Any HSA funds used to pay for qualified healthcare expenses can be withdrawn tax-free, no matter how much your investments have grown. In other words, an HSA is the only type of investment account that has a double tax advantage in this way. So, if you contribute to an HSA now and let the funds build until you retire, you can withdraw them tax-free to cover your out-of-pocket healthcare expenses. This doesn't directly increase your retirement income, but it can definitely help free up some of your money that would otherwise be spent on healthcare.
4. Consider a reverse mortgage
A reverse mortgage is the exact opposite of a traditional mortgage. Instead of making monthly payments to a bank and building equity in your house, the bank pays you a monthly (or lump sum) amount in exchange for equity in your home.

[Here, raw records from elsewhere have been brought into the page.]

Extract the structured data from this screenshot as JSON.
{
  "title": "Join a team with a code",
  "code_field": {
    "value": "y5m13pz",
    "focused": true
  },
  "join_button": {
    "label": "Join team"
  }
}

To be perfectly clear, a reverse mortgage isn't right for everybody. First off, they're expensive. Fees, closing costs, and mortgage insurance on a $100,000 reverse mortgage can add up to more than $10,000. And you lose equity in your home over time.
However, if the pros outweigh the cons, a reverse mortgage can create a nice stream of monthly income to supplement your Social Security income and retirement savings. And you never have to pay back the loan unless you sell your home. After you die, the bank will sell your home to get paid.

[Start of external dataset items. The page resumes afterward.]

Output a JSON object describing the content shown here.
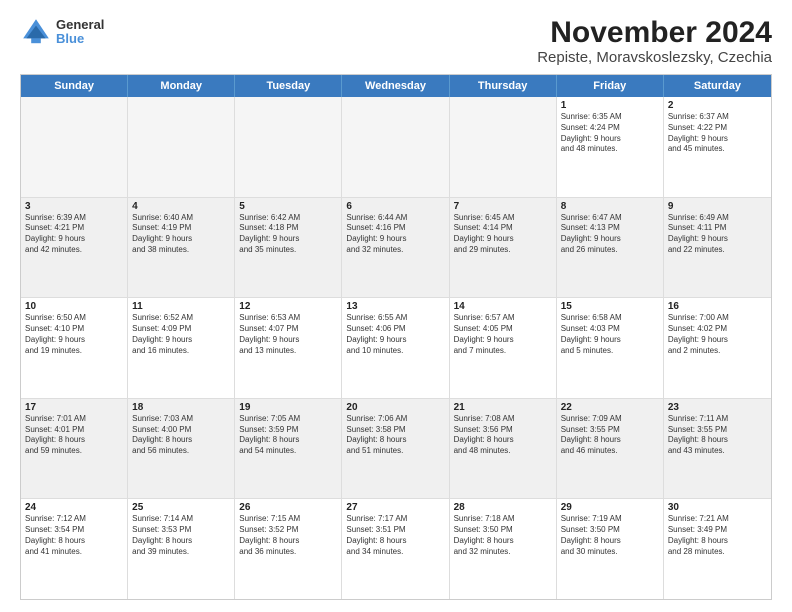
{
  "logo": {
    "general": "General",
    "blue": "Blue"
  },
  "title": "November 2024",
  "subtitle": "Repiste, Moravskoslezsky, Czechia",
  "days": [
    "Sunday",
    "Monday",
    "Tuesday",
    "Wednesday",
    "Thursday",
    "Friday",
    "Saturday"
  ],
  "rows": [
    [
      {
        "day": "",
        "text": "",
        "empty": true
      },
      {
        "day": "",
        "text": "",
        "empty": true
      },
      {
        "day": "",
        "text": "",
        "empty": true
      },
      {
        "day": "",
        "text": "",
        "empty": true
      },
      {
        "day": "",
        "text": "",
        "empty": true
      },
      {
        "day": "1",
        "text": "Sunrise: 6:35 AM\nSunset: 4:24 PM\nDaylight: 9 hours\nand 48 minutes."
      },
      {
        "day": "2",
        "text": "Sunrise: 6:37 AM\nSunset: 4:22 PM\nDaylight: 9 hours\nand 45 minutes."
      }
    ],
    [
      {
        "day": "3",
        "text": "Sunrise: 6:39 AM\nSunset: 4:21 PM\nDaylight: 9 hours\nand 42 minutes.",
        "shaded": true
      },
      {
        "day": "4",
        "text": "Sunrise: 6:40 AM\nSunset: 4:19 PM\nDaylight: 9 hours\nand 38 minutes.",
        "shaded": true
      },
      {
        "day": "5",
        "text": "Sunrise: 6:42 AM\nSunset: 4:18 PM\nDaylight: 9 hours\nand 35 minutes.",
        "shaded": true
      },
      {
        "day": "6",
        "text": "Sunrise: 6:44 AM\nSunset: 4:16 PM\nDaylight: 9 hours\nand 32 minutes.",
        "shaded": true
      },
      {
        "day": "7",
        "text": "Sunrise: 6:45 AM\nSunset: 4:14 PM\nDaylight: 9 hours\nand 29 minutes.",
        "shaded": true
      },
      {
        "day": "8",
        "text": "Sunrise: 6:47 AM\nSunset: 4:13 PM\nDaylight: 9 hours\nand 26 minutes.",
        "shaded": true
      },
      {
        "day": "9",
        "text": "Sunrise: 6:49 AM\nSunset: 4:11 PM\nDaylight: 9 hours\nand 22 minutes.",
        "shaded": true
      }
    ],
    [
      {
        "day": "10",
        "text": "Sunrise: 6:50 AM\nSunset: 4:10 PM\nDaylight: 9 hours\nand 19 minutes."
      },
      {
        "day": "11",
        "text": "Sunrise: 6:52 AM\nSunset: 4:09 PM\nDaylight: 9 hours\nand 16 minutes."
      },
      {
        "day": "12",
        "text": "Sunrise: 6:53 AM\nSunset: 4:07 PM\nDaylight: 9 hours\nand 13 minutes."
      },
      {
        "day": "13",
        "text": "Sunrise: 6:55 AM\nSunset: 4:06 PM\nDaylight: 9 hours\nand 10 minutes."
      },
      {
        "day": "14",
        "text": "Sunrise: 6:57 AM\nSunset: 4:05 PM\nDaylight: 9 hours\nand 7 minutes."
      },
      {
        "day": "15",
        "text": "Sunrise: 6:58 AM\nSunset: 4:03 PM\nDaylight: 9 hours\nand 5 minutes."
      },
      {
        "day": "16",
        "text": "Sunrise: 7:00 AM\nSunset: 4:02 PM\nDaylight: 9 hours\nand 2 minutes."
      }
    ],
    [
      {
        "day": "17",
        "text": "Sunrise: 7:01 AM\nSunset: 4:01 PM\nDaylight: 8 hours\nand 59 minutes.",
        "shaded": true
      },
      {
        "day": "18",
        "text": "Sunrise: 7:03 AM\nSunset: 4:00 PM\nDaylight: 8 hours\nand 56 minutes.",
        "shaded": true
      },
      {
        "day": "19",
        "text": "Sunrise: 7:05 AM\nSunset: 3:59 PM\nDaylight: 8 hours\nand 54 minutes.",
        "shaded": true
      },
      {
        "day": "20",
        "text": "Sunrise: 7:06 AM\nSunset: 3:58 PM\nDaylight: 8 hours\nand 51 minutes.",
        "shaded": true
      },
      {
        "day": "21",
        "text": "Sunrise: 7:08 AM\nSunset: 3:56 PM\nDaylight: 8 hours\nand 48 minutes.",
        "shaded": true
      },
      {
        "day": "22",
        "text": "Sunrise: 7:09 AM\nSunset: 3:55 PM\nDaylight: 8 hours\nand 46 minutes.",
        "shaded": true
      },
      {
        "day": "23",
        "text": "Sunrise: 7:11 AM\nSunset: 3:55 PM\nDaylight: 8 hours\nand 43 minutes.",
        "shaded": true
      }
    ],
    [
      {
        "day": "24",
        "text": "Sunrise: 7:12 AM\nSunset: 3:54 PM\nDaylight: 8 hours\nand 41 minutes."
      },
      {
        "day": "25",
        "text": "Sunrise: 7:14 AM\nSunset: 3:53 PM\nDaylight: 8 hours\nand 39 minutes."
      },
      {
        "day": "26",
        "text": "Sunrise: 7:15 AM\nSunset: 3:52 PM\nDaylight: 8 hours\nand 36 minutes."
      },
      {
        "day": "27",
        "text": "Sunrise: 7:17 AM\nSunset: 3:51 PM\nDaylight: 8 hours\nand 34 minutes."
      },
      {
        "day": "28",
        "text": "Sunrise: 7:18 AM\nSunset: 3:50 PM\nDaylight: 8 hours\nand 32 minutes."
      },
      {
        "day": "29",
        "text": "Sunrise: 7:19 AM\nSunset: 3:50 PM\nDaylight: 8 hours\nand 30 minutes."
      },
      {
        "day": "30",
        "text": "Sunrise: 7:21 AM\nSunset: 3:49 PM\nDaylight: 8 hours\nand 28 minutes."
      }
    ]
  ]
}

5. Work a little -- or a lot -- after you retire
There are tons of options for senior citizens who want to work a part-time job, and that's especially true today. Not only are the traditional options available, but the new "gig" economy has opened up all sorts of interesting options for seniors looking to make additional money.
For example, a 65-year-old friend of mine drives for Uber a few evenings each week, and the average Uber driver earns $15.73 per hour before vehicle expenses, according to one recent study. Or you could deliver groceries for Shipt, which the company claims pays $15-$25 per hour. These are just a couple of the options out there, and the best part for retirees is that you can work as much, or as little, as you want.
As a bonus, a part-time job could do wonders for your quality of life, as well. Studies have shown that people who keep working after age 65 tend to be happier than those who don't.
6. Pay off your debts before you retire
Many retirees just think of ways to increase their cash flow in retirement. However, it's important to realize that reducing your expenses achieves essentially the same thing.
For this reason, one of the smartest ways to increase your retirement "income" is to pay off as many of your debts as you can before you retire. Let's say that you expect a $5,000 monthly income in retirement between Social Security and income from your savings, and you currently pay a $1,500 mortgage, a $400 car payment, and $200 per month for a personal loan. This leaves you with $2,900 in additional income to cover living expenses.
On the other hand, if you pay off your mortgage and loans before you retire, you can use that entire $5,000 for living expenses -- effectively a 72% raise.
So, it could be smart to make a plan to tackle your debts before you retire, or at least accelerate repayment, especially when it comes to your mortgage. Retiring without a mortgage versus retiring with one can make a big difference in your financial security.
A couple of these could dramatically boost your quality of life
To be clear, not all of these are for everyone. I already mentioned the downsides to a reverse mortgage, for example. In addition, not every retiree is able to work, and paying off a mortgage in full may not be a practical pre-retirement goal if you bought your house in your 50s.
The point is that by implementing just one or two of these, you could dramatically increase your retirement income or maximize your existing income stream. You may be surprised at how much of a difference a few hundred dollars per month can make in your financial comfort.